Le 24 avril 2022 à Washington, s’exprimant sur les priorités de l’Afrique en tant qu’invité de l’Africa Center de l’Atlantic Council, le président du Groupe de la Banque africaine de développement, Akinwumi Adesina, a mis en garde : « l’Afrique doit se préparer à l’inéluctabilité d’une crise alimentaire mondiale. » Il a appelé à prendre vivement conscience de l’urgence face à ce qu’il a qualifié d’une convergence exceptionnelle de défis mondiaux pour l’Afrique, ne se produisant qu’une fois par siècle.
Selon M. Adesina, les pays les plus vulnérables du continent ont été les plus durement touchés par les conflits, le changement climatique et la pandémie de Covid-19, qui ont anéanti bien des progrès économiques et sociaux en Afrique.

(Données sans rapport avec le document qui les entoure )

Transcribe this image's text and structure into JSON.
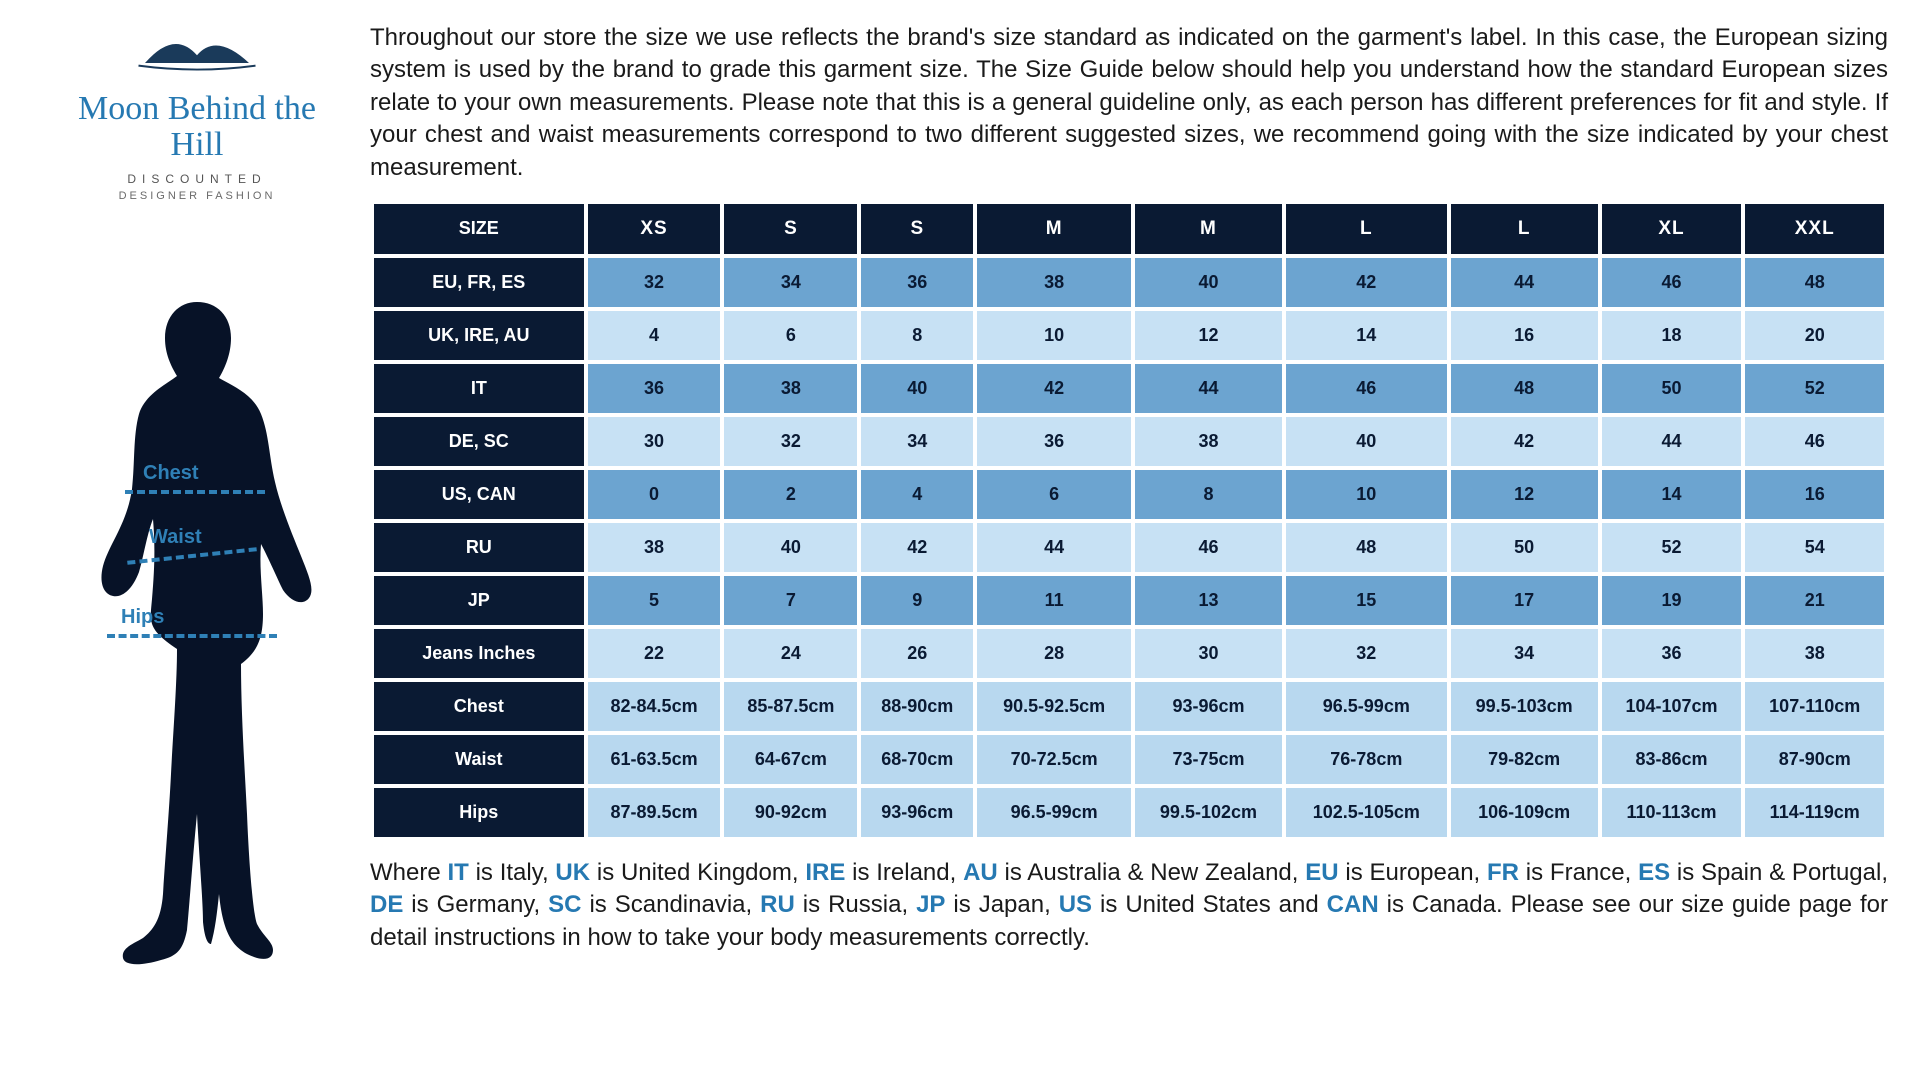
{
  "brand": {
    "name": "Moon Behind the Hill",
    "sub1": "DISCOUNTED",
    "sub2": "DESIGNER FASHION",
    "mountain_fill": "#1a3a5a",
    "mountain_stroke": "#1a3a5a",
    "underline": "#1a3a5a",
    "name_color": "#2679b2"
  },
  "silhouette": {
    "fill": "#071227",
    "labels": {
      "chest": "Chest",
      "waist": "Waist",
      "hips": "Hips"
    },
    "label_color": "#2f80b6",
    "dash_color": "#2f80b6"
  },
  "intro": "Throughout our store the size we use reflects the brand's size standard as indicated on the garment's label. In this case, the European sizing system is used by the brand to grade this garment size. The Size Guide below should help you understand how the standard European sizes relate to your own measurements. Please note that this is a general guideline only, as each person has different preferences for fit and style. If your chest and waist measurements correspond to two different suggested sizes, we recommend going with the size indicated by your chest measurement.",
  "table": {
    "header_bg": "#0a1a33",
    "header_fg": "#ffffff",
    "row_colors": {
      "mid": "#6ca4d0",
      "light": "#c7e1f4",
      "meas": "#b8d8ef"
    },
    "size_header": "SIZE",
    "columns": [
      "XS",
      "S",
      "S",
      "M",
      "M",
      "L",
      "L",
      "XL",
      "XXL"
    ],
    "rows": [
      {
        "label": "EU, FR, ES",
        "shade": "mid",
        "vals": [
          "32",
          "34",
          "36",
          "38",
          "40",
          "42",
          "44",
          "46",
          "48"
        ]
      },
      {
        "label": "UK, IRE, AU",
        "shade": "light",
        "vals": [
          "4",
          "6",
          "8",
          "10",
          "12",
          "14",
          "16",
          "18",
          "20"
        ]
      },
      {
        "label": "IT",
        "shade": "mid",
        "vals": [
          "36",
          "38",
          "40",
          "42",
          "44",
          "46",
          "48",
          "50",
          "52"
        ]
      },
      {
        "label": "DE, SC",
        "shade": "light",
        "vals": [
          "30",
          "32",
          "34",
          "36",
          "38",
          "40",
          "42",
          "44",
          "46"
        ]
      },
      {
        "label": "US, CAN",
        "shade": "mid",
        "vals": [
          "0",
          "2",
          "4",
          "6",
          "8",
          "10",
          "12",
          "14",
          "16"
        ]
      },
      {
        "label": "RU",
        "shade": "light",
        "vals": [
          "38",
          "40",
          "42",
          "44",
          "46",
          "48",
          "50",
          "52",
          "54"
        ]
      },
      {
        "label": "JP",
        "shade": "mid",
        "vals": [
          "5",
          "7",
          "9",
          "11",
          "13",
          "15",
          "17",
          "19",
          "21"
        ]
      },
      {
        "label": "Jeans Inches",
        "shade": "light",
        "vals": [
          "22",
          "24",
          "26",
          "28",
          "30",
          "32",
          "34",
          "36",
          "38"
        ]
      },
      {
        "label": "Chest",
        "shade": "meas",
        "vals": [
          "82-84.5cm",
          "85-87.5cm",
          "88-90cm",
          "90.5-92.5cm",
          "93-96cm",
          "96.5-99cm",
          "99.5-103cm",
          "104-107cm",
          "107-110cm"
        ]
      },
      {
        "label": "Waist",
        "shade": "meas",
        "vals": [
          "61-63.5cm",
          "64-67cm",
          "68-70cm",
          "70-72.5cm",
          "73-75cm",
          "76-78cm",
          "79-82cm",
          "83-86cm",
          "87-90cm"
        ]
      },
      {
        "label": "Hips",
        "shade": "meas",
        "vals": [
          "87-89.5cm",
          "90-92cm",
          "93-96cm",
          "96.5-99cm",
          "99.5-102cm",
          "102.5-105cm",
          "106-109cm",
          "110-113cm",
          "114-119cm"
        ]
      }
    ]
  },
  "legend": {
    "prefix": "Where ",
    "items": [
      {
        "abbr": "IT",
        "text": " is Italy, "
      },
      {
        "abbr": "UK",
        "text": " is United Kingdom, "
      },
      {
        "abbr": "IRE",
        "text": " is Ireland, "
      },
      {
        "abbr": "AU",
        "text": " is Australia & New Zealand, "
      },
      {
        "abbr": "EU",
        "text": " is European, "
      },
      {
        "abbr": "FR",
        "text": " is France, "
      },
      {
        "abbr": "ES",
        "text": " is Spain & Portugal, "
      },
      {
        "abbr": "DE",
        "text": " is Germany, "
      },
      {
        "abbr": "SC",
        "text": " is Scandinavia, "
      },
      {
        "abbr": "RU",
        "text": " is Russia, "
      },
      {
        "abbr": "JP",
        "text": " is Japan, "
      },
      {
        "abbr": "US",
        "text": " is United States and "
      },
      {
        "abbr": "CAN",
        "text": " is Canada. "
      }
    ],
    "suffix": "Please see our size guide page for detail instructions in how to take your body measurements correctly."
  }
}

Il a ajouté que l’Afrique, dont les taux de croissance du PIB sont les plus faibles, a perdu jusqu’à 30 millions d’emplois à cause de la pandémie.
S’agissant de l’impact de la guerre entre la Russie et l’Ukraine, M. Adesina a exprimé sa sympathie pour le peuple ukrainien, décrivant ses souffrances comme inimaginables. Il a indiqué que les impacts de la guerre s’étendaient bien au-delà de l’Ukraine, dans d’autres parties du monde, notamment en Afrique. Il a rappelé que la Russie et l’Ukraine fournissent 30 % des exportations mondiales de blé, dont le prix a pratiquement augmenté de 50 % au niveau mondial, atteignant presque le même niveau que lors de la crise alimentaire mondiale de 2008. Il a ajouté que les prix des engrais avaient triplé et que ceux de l’énergie avaient augmenté, alimentant ainsi l’inflation.
M. Adesina a prévenu que le triplement du coût des engrais, l’envolée des prix de l’énergie et l’explosion du prix du panier de la ménagère pourraient s’aggraver en Afrique dans les mois à venir. Il a noté que 90 % des 4 milliards de dollars d’exportations de la Russie vers l’Afrique en 2020 étaient constitués de blé ; et que 48 % des quelque 3 milliards de dollars d’exportations de l’Ukraine vers le continent étaient constitués de blé et 31 % de maïs.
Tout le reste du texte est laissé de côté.